Diğer yandan bölge, Türkiye, Irak ve Suriye'deki etnik ve mezhepsel sorunların işbirliğiyle ve kültürel ve ulusal kimlik çerçevesinde çözülmesinin eksikliğini duyuyor. Örneğin, İsviçre modeli İtalyan, Alman ve Fransızları, bir siyasi rejim altında barındıyor. Geriye de, vilayetler çerçevesinde çözülmesi mümkün olan sınır sorunları kalıyor. Öte yandan, bütün tartışmalı sınır bölgeleri emperyalizmin kalıntılarıdır. İsviçre modeliye birlikte, siyasi sınır düşüncesi tükenebilir. Zira tarih, kültür ve uygarlık, coğrafyadan önce gelir. Dicle ve Fırat, Türkiye, Suriye ve Irak arasında ortak kalkınma için kullanılabilir.
Ortak tarihi Batı yazdı
Daha da önemlisi, Arap zihnindeki Türk görüntüsü değiştirilmeli. Oryantalizm, Batılı medya organları, edebiyat ve sanat çalışmalarının çizdiği bu görüntü, harem, cariye, çok eşlilik, ve çiftçilerin sömürülmesi gibi olgular içeriyor. Bunu değiştirmek, Türkiye'nin Osmanlı tarihinin, oryantalistlerin ve Batı emperyalizmi organlarının düşüncelerinden uzakta yeniden yazılması, bilim adamlarının sorumluluğunda. Batılıların hedefi 'hasta adam'ı, bedenini parçalayarak ve Avrupa ülkeleri arasında paylaştırarak ortadan kaldırmaktı.

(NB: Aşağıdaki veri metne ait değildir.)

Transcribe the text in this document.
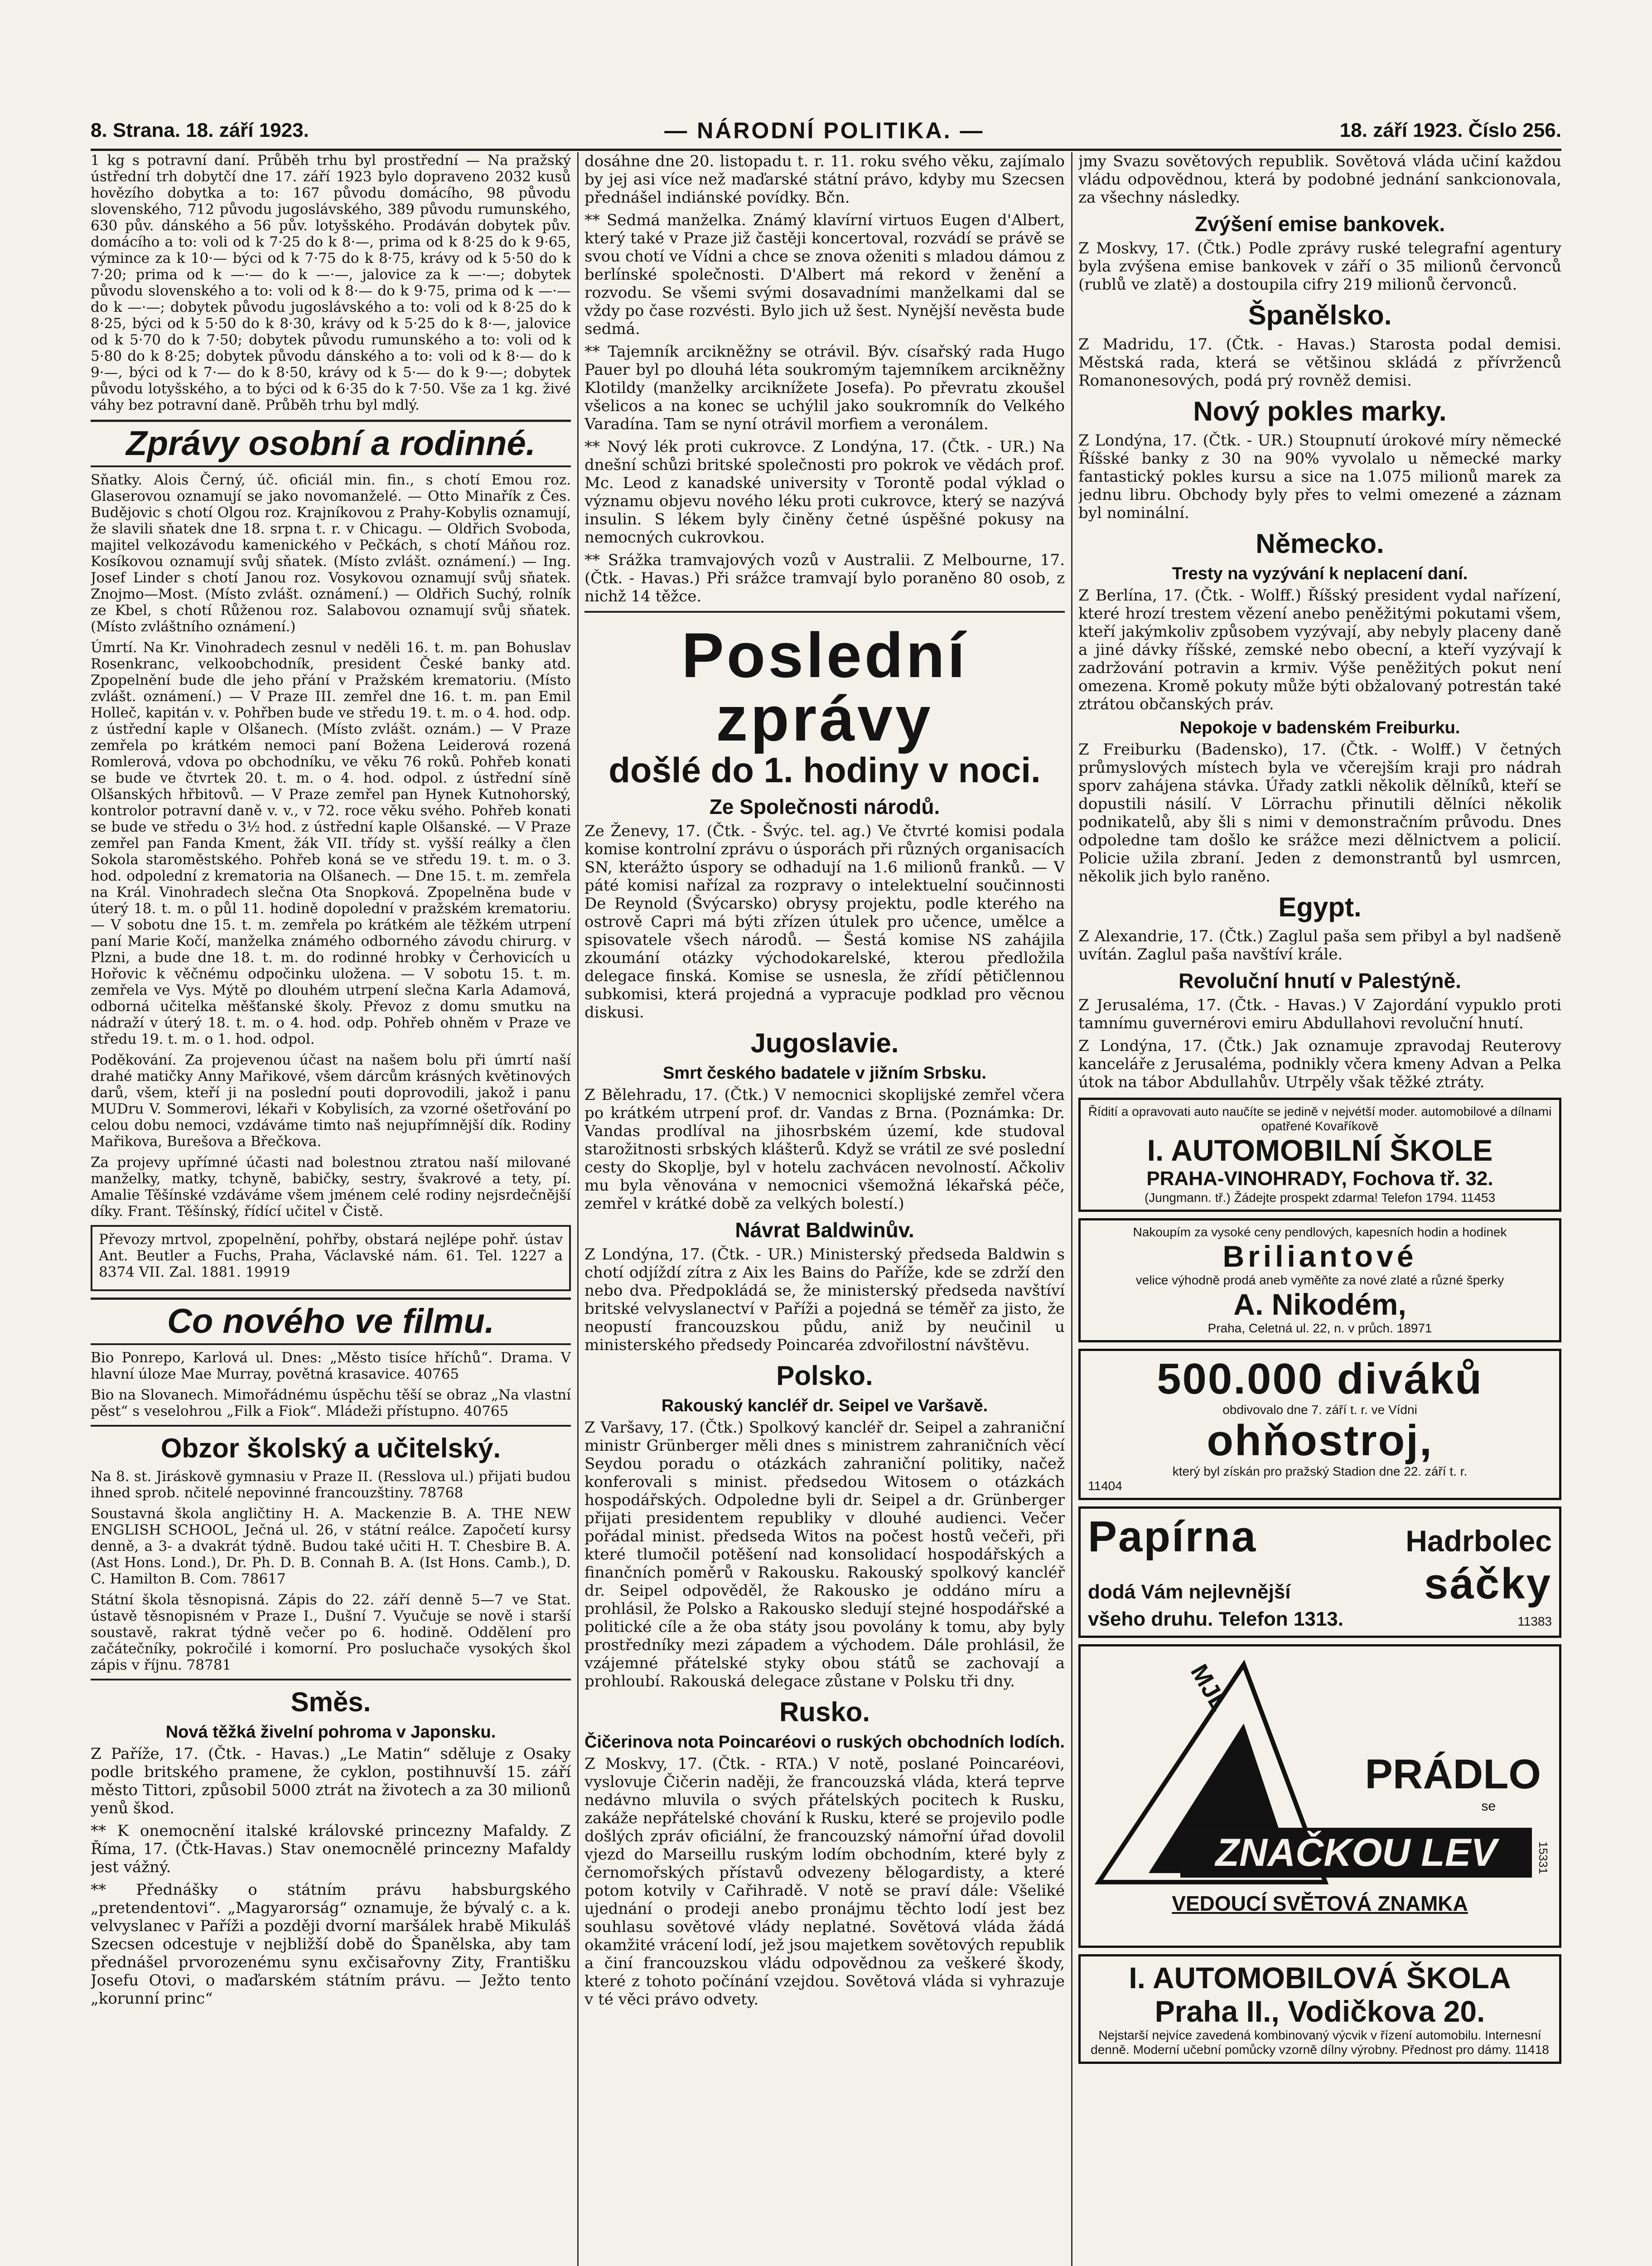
8. Strana. 18. září 1923.	— NÁRODNÍ POLITIKA. —	18. září 1923. Číslo 256.

1 kg s potravní daní. Průběh trhu byl prostřední — Na pražský ústřední trh dobytčí dne 17. září 1923 bylo dopraveno 2032 kusů hovězího dobytka a to: 167 původu domácího, 98 původu slovenského, 712 původu jugoslávského, 389 původu rumunského, 630 pův. dánského a 56 pův. lotyšského. Prodáván dobytek pův. domácího a to: voli od k 7·25 do k 8·—, prima od k 8·25 do k 9·65, výmince za k 10·— býci od k 7·75 do k 8·75, krávy od k 5·50 do k 7·20; prima od k —·— do k —·—, jalovice za k —·—; dobytek původu slovenského a to: voli od k 8·— do k 9·75, prima od k —·— do k —·—; dobytek původu jugoslávského a to: voli od k 8·25 do k 8·25, býci od k 5·50 do k 8·30, krávy od k 5·25 do k 8·—, jalovice od k 5·70 do k 7·50; dobytek původu rumunského a to: voli od k 5·80 do k 8·25; dobytek původu dánského a to: voli od k 8·— do k 9·—, býci od k 7·— do k 8·50, krávy od k 5·— do k 9·—; dobytek původu lotyšského, a to býci od k 6·35 do k 7·50. Vše za 1 kg. živé váhy bez potravní daně. Průběh trhu byl mdlý.

Zprávy osobní a rodinné.

Sňatky. Alois Černý, úč. oficiál min. fin., s chotí Emou roz. Glaserovou oznamují se jako novomanželé. — Otto Minařík z Čes. Budějovic s chotí Olgou roz. Krajníkovou z Prahy-Kobylis oznamují, že slavili sňatek dne 18. srpna t. r. v Chicagu. — Oldřich Svoboda, majitel velkozávodu kamenického v Pečkách, s chotí Máňou roz. Kosíkovou oznamují svůj sňatek. (Místo zvlášt. oznámení.) — Ing. Josef Linder s chotí Janou roz. Vosykovou oznamují svůj sňatek. Znojmo—Most. (Místo zvlášt. oznámení.) — Oldřich Suchý, rolník ze Kbel, s chotí Růženou roz. Salabovou oznamují svůj sňatek. (Místo zvláštního oznámení.)

Úmrtí. Na Kr. Vinohradech zesnul v neděli 16. t. m. pan Bohuslav Rosenkranc, velkoobchodník, president České banky atd. Zpopelnění bude dle jeho přání v Pražském krematoriu. (Místo zvlášt. oznámení.) — V Praze III. zemřel dne 16. t. m. pan Emil Holleč, kapitán v. v. Pohřben bude ve středu 19. t. m. o 4. hod. odp. z ústřední kaple v Olšanech. (Místo zvlášt. oznám.) — V Praze zemřela po krátkém nemoci paní Božena Leiderová rozená Romlerová, vdova po obchodníku, ve věku 76 roků. Pohřeb konati se bude ve čtvrtek 20. t. m. o 4. hod. odpol. z ústřední síně Olšanských hřbitovů. — V Praze zemřel pan Hynek Kutnohorský, kontrolor potravní daně v. v., v 72. roce věku svého. Pohřeb konati se bude ve středu o 3½ hod. z ústřední kaple Olšanské. — V Praze zemřel pan Fanda Kment, žák VII. třídy st. vyšší reálky a člen Sokola staroměstského. Pohřeb koná se ve středu 19. t. m. o 3. hod. odpolední z krematoria na Olšanech. — Dne 15. t. m. zemřela na Král. Vinohradech slečna Ota Snopková. Zpopelněna bude v úterý 18. t. m. o půl 11. hodině dopolední v pražském krematoriu. — V sobotu dne 15. t. m. zemřela po krátkém ale těžkém utrpení paní Marie Kočí, manželka známého odborného závodu chirurg. v Plzni, a bude dne 18. t. m. do rodinné hrobky v Čerhovicích u Hořovic k věčnému odpočinku uložena. — V sobotu 15. t. m. zemřela ve Vys. Mýtě po dlouhém utrpení slečna Karla Adamová, odborná učitelka měšťanské školy. Převoz z domu smutku na nádraží v úterý 18. t. m. o 4. hod. odp. Pohřeb ohněm v Praze ve středu 19. t. m. o 1. hod. odpol.

Poděkování. Za projevenou účast na našem bolu při úmrtí naší drahé matičky Anny Mařikové, všem dárcům krásných květinových darů, všem, kteří ji na poslední pouti doprovodili, jakož i panu MUDru V. Sommerovi, lékaři v Kobylisích, za vzorné ošetřování po celou dobu nemoci, vzdáváme timto naš nejupřímnější dík. Rodiny Mařikova, Burešova a Břečkova.

Za projevy upřímné účasti nad bolestnou ztratou naší milované manželky, matky, tchyně, babičky, sestry, švakrové a tety, pí. Amalie Těšínské vzdáváme všem jménem celé rodiny nejsrdečnější díky. Frant. Těšínský, řídící učitel v Čistě.

Převozy mrtvol, zpopelnění, pohřby, obstará nejlépe pohř. ústav Ant. Beutler a Fuchs, Praha, Václavské nám. 61. Tel. 1227 a 8374 VII. Zal. 1881. 19919

Co nového ve filmu.

Bio Ponrepo, Karlová ul. Dnes: „Město tisíce hříchů“. Drama. V hlavní úloze Mae Murray, povětná krasavice. 40765

Bio na Slovanech. Mimořádnému úspěchu těší se obraz „Na vlastní pěst“ s veselohrou „Filk a Fiok“. Mládeži přístupno. 40765

Obzor školský a učitelský.

Na 8. st. Jiráskově gymnasiu v Praze II. (Resslova ul.) přijati budou ihned sprob. nčitelé nepovinné francouzštiny. 78768

Soustavná škola angličtiny H. A. Mackenzie B. A. THE NEW ENGLISH SCHOOL, Ječná ul. 26, v státní reálce. Započetí kursy denně, a 3- a dvakrát týdně. Budou také učiti H. T. Chesbire B. A. (Ast Hons. Lond.), Dr. Ph. D. B. Connah B. A. (Ist Hons. Camb.), D. C. Hamilton B. Com. 78617

Státní škola těsnopisná. Zápis do 22. září denně 5—7 ve Stat. ústavě těsnopisném v Praze I., Dušní 7. Vyučuje se nově i starší soustavě, rakrat týdně večer po 6. hodině. Oddělení pro začátečníky, pokročilé i komorní. Pro posluchače vysokých škol zápis v říjnu. 78781

Směs.
Nová těžká živelní pohroma v Japonsku.

Z Paříže, 17. (Čtk. - Havas.) „Le Matin“ sděluje z Osaky podle britského pramene, že cyklon, postihnuvší 15. září město Tittori, způsobil 5000 ztrát na životech a za 30 milionů yenů škod.

** K onemocnění italské královské princezny Mafaldy. Z Říma, 17. (Čtk-Havas.) Stav onemocnělé princezny Mafaldy jest vážný.

** Přednášky o státním právu habsburgského „pretendentovi“. „Magyarorság“ oznamuje, že bývalý c. a k. velvyslanec v Paříži a později dvorní maršálek hrabě Mikuláš Szecsen odcestuje v nejbližší době do Španělska, aby tam přednášel prvorozenému synu exčisařovny Zity, Františku Josefu Otovi, o maďarském státním právu. — Ježto tento „korunní princ“

dosáhne dne 20. listopadu t. r. 11. roku svého věku, zajímalo by jej asi více než maďarské státní právo, kdyby mu Szecsen přednášel indiánské povídky. Bčn.

** Sedmá manželka. Známý klavírní virtuos Eugen d'Albert, který také v Praze již častěji koncertoval, rozvádí se právě se svou chotí ve Vídni a chce se znova oženiti s mladou dámou z berlínské společnosti. D'Albert má rekord v ženění a rozvodu. Se všemi svými dosavadními manželkami dal se vždy po čase rozvésti. Bylo jich už šest. Nynější nevěsta bude sedmá.

** Tajemník arcikněžny se otrávil. Býv. císařský rada Hugo Pauer byl po dlouhá léta soukromým tajemníkem arcikněžny Klotildy (manželky arciknížete Josefa). Po převratu zkoušel všelicos a na konec se uchýlil jako soukromník do Velkého Varadína. Tam se nyní otrávil morfiem a veronálem.

** Nový lék proti cukrovce. Z Londýna, 17. (Čtk. - UR.) Na dnešní schůzi britské společnosti pro pokrok ve vědách prof. Mc. Leod z kanadské university v Torontě podal výklad o významu objevu nového léku proti cukrovce, který se nazývá insulin. S lékem byly činěny četné úspěšné pokusy na nemocných cukrovkou.

** Srážka tramvajových vozů v Australii. Z Melbourne, 17. (Čtk. - Havas.) Při srážce tramvají bylo poraněno 80 osob, z nichž 14 těžce.

Poslední zprávy
došlé do 1. hodiny v noci.
Ze Společnosti národů.

Ze Ženevy, 17. (Čtk. - Švýc. tel. ag.) Ve čtvrté komisi podala komise kontrolní zprávu o úsporách při různých organisacích SN, kterážto úspory se odhadují na 1.6 milionů franků. — V páté komisi nařízal za rozpravy o intelektuelní součinnosti De Reynold (Švýcarsko) obrysy projektu, podle kterého na ostrově Capri má býti zřízen útulek pro učence, umělce a spisovatele všech národů. — Šestá komise NS zahájila zkoumání otázky východokarelské, kterou předložila delegace finská. Komise se usnesla, že zřídí pětičlennou subkomisi, která projedná a vypracuje podklad pro věcnou diskusi.

Jugoslavie.
Smrt českého badatele v jižním Srbsku.

Z Bělehradu, 17. (Čtk.) V nemocnici skoplijské zemřel včera po krátkém utrpení prof. dr. Vandas z Brna. (Poznámka: Dr. Vandas prodlíval na jihosrbském území, kde studoval starožitnosti srbských klášterů. Když se vrátil ze své poslední cesty do Skoplje, byl v hotelu zachvácen nevolností. Ačkoliv mu byla věnována v nemocnici všemožná lékařská péče, zemřel v krátké době za velkých bolestí.)

Návrat Baldwinův.

Z Londýna, 17. (Čtk. - UR.) Ministerský předseda Baldwin s chotí odjíždí zítra z Aix les Bains do Paříže, kde se zdrží den nebo dva. Předpokládá se, že ministerský předseda navštíví britské velvyslanectví v Paříži a pojedná se téměř za jisto, že neopustí francouzskou půdu, aniž by neučinil u ministerského předsedy Poincaréa zdvořilostní návštěvu.

Polsko.
Rakouský kancléř dr. Seipel ve Varšavě.

Z Varšavy, 17. (Čtk.) Spolkový kancléř dr. Seipel a zahraniční ministr Grünberger měli dnes s ministrem zahraničních věcí Seydou poradu o otázkách zahraniční politiky, načež konferovali s minist. předsedou Witosem o otázkách hospodářských. Odpoledne byli dr. Seipel a dr. Grünberger přijati presidentem republiky v dlouhé audienci. Večer pořádal minist. předseda Witos na počest hostů večeři, při které tlumočil potěšení nad konsolidací hospodářských a finančních poměrů v Rakousku. Rakouský spolkový kancléř dr. Seipel odpověděl, že Rakousko je oddáno míru a prohlásil, že Polsko a Rakousko sledují stejné hospodářské a politické cíle a že oba státy jsou povolány k tomu, aby byly prostředníky mezi západem a východem. Dále prohlásil, že vzájemné přátelské styky obou států se zachovají a prohloubí. Rakouská delegace zůstane v Polsku tři dny.

Rusko.
Čičerinova nota Poincaréovi o ruských obchodních lodích.

Z Moskvy, 17. (Čtk. - RTA.) V notě, poslané Poincaréovi, vyslovuje Čičerin naději, že francouzská vláda, která teprve nedávno mluvila o svých přátelských pocitech k Rusku, zakáže nepřátelské chování k Rusku, které se projevilo podle došlých zpráv oficiální, že francouzský námořní úřad dovolil vjezd do Marseillu ruským lodím obchodním, které byly z černomořských přístavů odvezeny bělogardisty, a které potom kotvily v Cařihradě. V notě se praví dále: Všeliké ujednání o prodeji anebo pronájmu těchto lodí jest bez souhlasu sovětové vlády neplatné. Sovětová vláda žádá okamžité vrácení lodí, jež jsou majetkem sovětových republik a činí francouzskou vládu odpovědnou za veškeré škody, které z tohoto počínání vzejdou. Sovětová vláda si vyhrazuje v té věci právo odvety.

jmy Svazu sovětových republik. Sovětová vláda učiní každou vládu odpovědnou, která by podobné jednání sankcionovala, za všechny následky.

Zvýšení emise bankovek.

Z Moskvy, 17. (Čtk.) Podle zprávy ruské telegrafní agentury byla zvýšena emise bankovek v září o 35 milionů červonců (rublů ve zlatě) a dostoupila cifry 219 milionů červonců.

Španělsko.

Z Madridu, 17. (Čtk. - Havas.) Starosta podal demisi. Městská rada, která se většinou skládá z přívrženců Romanonesových, podá prý rovněž demisi.

Nový pokles marky.

Z Londýna, 17. (Čtk. - UR.) Stoupnutí úrokové míry německé Říšské banky z 30 na 90% vyvolalo u německé marky fantastický pokles kursu a sice na 1.075 milionů marek za jednu libru. Obchody byly přes to velmi omezené a záznam byl nominální.

Německo.
Tresty na vyzývání k neplacení daní.

Z Berlína, 17. (Čtk. - Wolff.) Říšský president vydal nařízení, které hrozí trestem vězení anebo peněžitými pokutami všem, kteří jakýmkoliv způsobem vyzývají, aby nebyly placeny daně a jiné dávky říšské, zemské nebo obecní, a kteří vyzývají k zadržování potravin a krmiv. Výše peněžitých pokut není omezena. Kromě pokuty může býti obžalovaný potrestán také ztrátou občanských práv.

Nepokoje v badenském Freiburku.

Z Freiburku (Badensko), 17. (Čtk. - Wolff.) V četných průmyslových místech byla ve včerejším kraji pro nádrah sporv zahájena stávka. Úřady zatkli několik dělníků, kteří se dopustili násilí. V Lörrachu přinutili dělníci několik podnikatelů, aby šli s nimi v demonstračním průvodu. Dnes odpoledne tam došlo ke srážce mezi dělnictvem a policií. Policie užila zbraní. Jeden z demonstrantů byl usmrcen, několik jich bylo raněno.

Egypt.

Z Alexandrie, 17. (Čtk.) Zaglul paša sem přibyl a byl nadšeně uvítán. Zaglul paša navštíví krále.

Revoluční hnutí v Palestýně.

Z Jerusaléma, 17. (Čtk. - Havas.) V Zajordání vypuklo proti tamnímu guvernérovi emiru Abdullahovi revoluční hnutí.

Z Londýna, 17. (Čtk.) Jak oznamuje zpravodaj Reuterovy kanceláře z Jerusaléma, podnikly včera kmeny Advan a Pelka útok na tábor Abdullahův. Utrpěly však těžké ztráty.

Řídití a opravovati auto naučíte se jedině v nejvétší moder. automobilové a dílnami opatřené Kovaříkově
I. AUTOMOBILNÍ ŠKOLE
PRAHA-VINOHRADY, Fochova tř. 32.
(Jungmann. tř.) Žádejte prospekt zdarma! Telefon 1794. 11453
Nakoupím za vysoké ceny pendlových, kapesních hodin a hodinek
Briliantové
velice výhodně prodá aneb vyměňte za nové zlaté a různé šperky
A. Nikodém,
Praha, Celetná ul. 22, n. v průch. 18971
500.000 diváků
obdivovalo dne 7. září t. r. ve Vídni
ohňostroj,
který byl získán pro pražský Stadion dne 22. září t. r.
11404
Papírna	Hadrbolec
dodá Vám nejlevnější	sáčky
všeho druhu. Telefon 1313.	11383
MJL
PRÁDLO
se
ZNAČKOU LEV	15331
VEDOUCÍ SVĚTOVÁ ZNAMKA
I. AUTOMOBILOVÁ ŠKOLA
Praha II., Vodičkova 20.
Nejstarší nejvíce zavedená kombinovaný výcvik v řízení automobilu. Internesní denně. Moderní učební pomůcky vzorně dílny výrobny. Přednost pro dámy. 11418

Batılıların bu amaçla çizdiği görüntüyü değiştirmek, Araplara ve Türklere yardım etmek için Arap ulusalcılarının ve tarihçilerinin sorumluluğu. Zira Araplarla Türklerin ortak tarihi ne sadece 1913'te Arap milliyetçileri için Şam'da kurulan darağaçlarından, ne de çiftçileri kırbaçlayan Türk vergi memurlarından oluşuyor. Sultanahmet Camii'nin minareleriyle Kahire'deki Mehmet Ali Paşa Camii'nin minareleri arasında ne fark var ki?